Als vor mehr als einem Jahr ein toter Pottwal an der Nordseeinsel Sylt angespült wurde, musste der Kadaver zunächst zerlegt werden, damit er schließlich abtransportiert werden konnte. Das 14 Meter lange Tier wurde schließlich mittels einer Kettensäge seziert. Der Abtransport der Körperteile erfolgte schließlich mithilfe verschiedener Bagger, mindestens eines Gabelstaplers und Lastkraftwagen, wie aus damaligen Aufnahmen des NDR hervorgeht.
Die US-Bundesbehörde „NOAA Fisheries“, die eigene Großforschungseinrichtungen für Walstudien und -autopsien betreibt, schreibt auf ihrer Webseite, dass Sektionen von Walen besonders „ressourcenintensiv“ sind. Dabei kommen demnach oftmals „schwere Maschinen wie Radlader und Bagger“ oder auch „Seile zum Bergen“ zum Einsatz. Um Proben zu entnehmen, nutzt man demnach Sezierwerkzeuge wie Kettensägen, Messer oder Skalpelle.

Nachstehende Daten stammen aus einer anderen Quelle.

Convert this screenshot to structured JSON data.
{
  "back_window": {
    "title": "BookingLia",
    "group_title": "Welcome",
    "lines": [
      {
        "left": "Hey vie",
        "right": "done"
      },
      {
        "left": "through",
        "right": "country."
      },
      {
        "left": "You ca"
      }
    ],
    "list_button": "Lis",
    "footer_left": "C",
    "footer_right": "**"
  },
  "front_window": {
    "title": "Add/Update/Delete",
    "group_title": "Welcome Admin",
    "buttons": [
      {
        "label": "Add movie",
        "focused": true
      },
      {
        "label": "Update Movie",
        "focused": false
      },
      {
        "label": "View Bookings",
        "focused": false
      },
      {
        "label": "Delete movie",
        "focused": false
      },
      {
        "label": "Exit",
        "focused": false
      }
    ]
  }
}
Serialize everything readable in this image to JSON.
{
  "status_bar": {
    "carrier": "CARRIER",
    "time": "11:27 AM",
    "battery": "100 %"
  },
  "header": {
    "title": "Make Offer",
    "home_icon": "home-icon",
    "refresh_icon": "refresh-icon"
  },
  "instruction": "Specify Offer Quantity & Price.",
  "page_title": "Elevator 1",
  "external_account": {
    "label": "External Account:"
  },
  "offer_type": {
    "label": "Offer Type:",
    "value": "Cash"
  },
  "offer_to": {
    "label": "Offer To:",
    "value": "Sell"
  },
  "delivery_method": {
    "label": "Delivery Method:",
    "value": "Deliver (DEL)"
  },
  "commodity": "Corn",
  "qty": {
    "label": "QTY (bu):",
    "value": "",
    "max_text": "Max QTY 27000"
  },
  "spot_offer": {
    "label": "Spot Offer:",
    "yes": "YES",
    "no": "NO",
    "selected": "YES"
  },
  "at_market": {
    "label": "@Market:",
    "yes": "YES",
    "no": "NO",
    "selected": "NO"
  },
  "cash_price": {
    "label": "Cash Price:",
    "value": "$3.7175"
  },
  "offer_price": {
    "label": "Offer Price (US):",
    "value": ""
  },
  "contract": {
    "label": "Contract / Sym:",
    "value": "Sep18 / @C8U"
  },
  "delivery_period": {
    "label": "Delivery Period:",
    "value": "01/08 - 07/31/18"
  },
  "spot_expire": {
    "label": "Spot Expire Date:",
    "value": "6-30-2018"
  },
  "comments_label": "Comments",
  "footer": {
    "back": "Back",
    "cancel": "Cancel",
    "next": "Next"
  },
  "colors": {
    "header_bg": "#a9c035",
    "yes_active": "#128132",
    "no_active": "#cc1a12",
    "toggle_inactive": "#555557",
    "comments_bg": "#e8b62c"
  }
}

Damit Mitarbeiter der Obduktionsteams nicht mit dem möglicherweise infizierten Gewebe des Tierkörpers in Kontakt geraten und um sich ausreichend vor Verunreinigungen oder Krankheitserregern zu schützen, werden Schutzausrüstungen getragen. Sie beinhalten oftmals lange Schürzen, Kittel, Masken und Handschuhe.
Soll „Timmys“ Skelett nach Deutschland kommen?
Was nach der Obduktion mit dem Skelett des Buckelwals passiert und ob es nach Deutschland gebracht werden soll, ist bislang nicht bekannt.
Es gab nie den Plan, dass das Skelett in das Deutsche Meeresmuseum kommt.
Sprecherin des Deutschen Meeresmuseums
Als der Meeressäuger noch in deutschen Gewässern gestrandet war und die Aussichten auf eine erfolgreiche Rettung von den beteiligten Experten als zu gering eingestuft wurden, machte eine Meldung die Runde: Das Skelett von „Timmy“ sollte demnach dem Deutschen Meeresmuseum überlassen werden, hieß es.
Die Sprecherin der Institution bezeichnete diese Meldung nun als „Fake News“ und ergänzte: „Es gab nie den Plan, dass das Skelett in das Deutsche Meeresmuseum kommt.“ Allerdings sei es durchaus üblich, dass man Skelette und Proben von zuvor gestrandeten und dann obduzierten Walen „für die Wissenschaft“ in Sammlungen sichere. Die konkrete Frage, ob „Timmys“ Skelett langfristig im Meeresmuseum ausgestellt werden könnte, ließ die Sprecherin offen.